UCUM CDISC UNIT Codelists
Nomenclature for constructing machine-readable unit representations from a set of basic building blocks. A codelist of unit representations
Contains mathematically equivalent representations of a unit (e.g., g/l, mg/ml) Includes only one representation of each unit, (e.g. g/l, but not mg/ml)
Includes brackets for machine interpretation (e.g. "[in_1]" for "in", "{Capsule}" for "CAPSULE") Does not assume that systems are programmed to recognize unit synonyms.

Getting Started

 

Finding the CDISC Submission Value for a UCUM expression

This can be done manually, using the Unit-UCUM Codetable, by following these steps:

  1. Open the Unit-UCUM Codetable in Excel and enable editing.
  2. Choose the unit codelist you are interested in.  (There are seven codelists, the general Unit codelist, the Age Unit codelist, and five codelists for PK.)  Filter on the unit codelist you want.
  3. Open the "find" box (Ctrl-F)
  4. Type or copy the UCUM expression into the "Find what:" field
  5. Click "Find All".  There may be several results that include the text string you are searching for.
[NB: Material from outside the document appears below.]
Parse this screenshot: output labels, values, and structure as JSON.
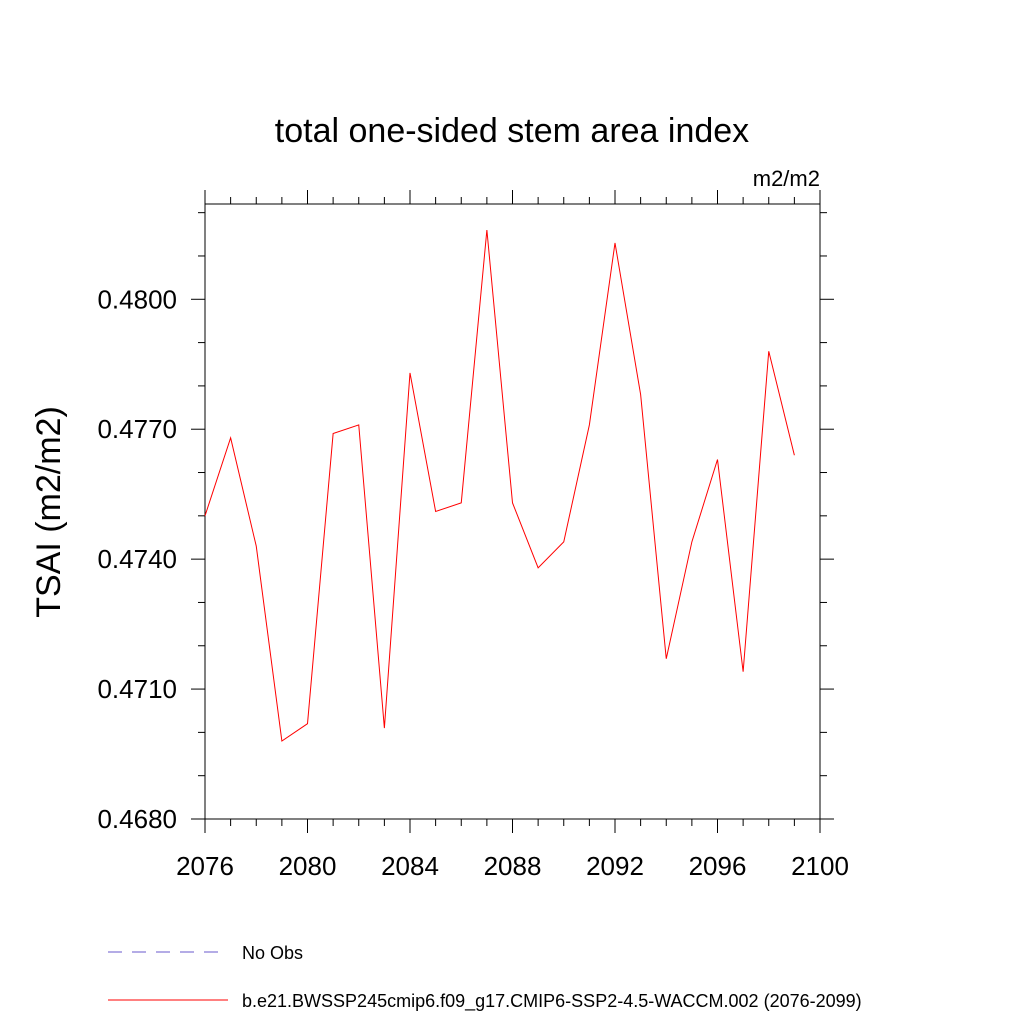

Look for the result with an exact match.
  6. The UCUM match will be in one of the multiple "UCUM Expression" columns.  Find the value in the CDISC Submission Value column – this is the value you want.

For example, to find the CDISC Submission value for the UCUM expression "mm[Hg]" in the Unit codelist.

  • In the filter for the Codelist Name, select "Unit"
  • In the "Find and Replace" box, enter "mm[Hg]" and click "Find all". Several results which include "mm[Hg]" appear.

 

  • Select the occurrence which includes only "mm[Hg]".  This this will take you to the row with this content

 

  • The CDISC Submission Value is "mmHg"

This process could, of course, be automated.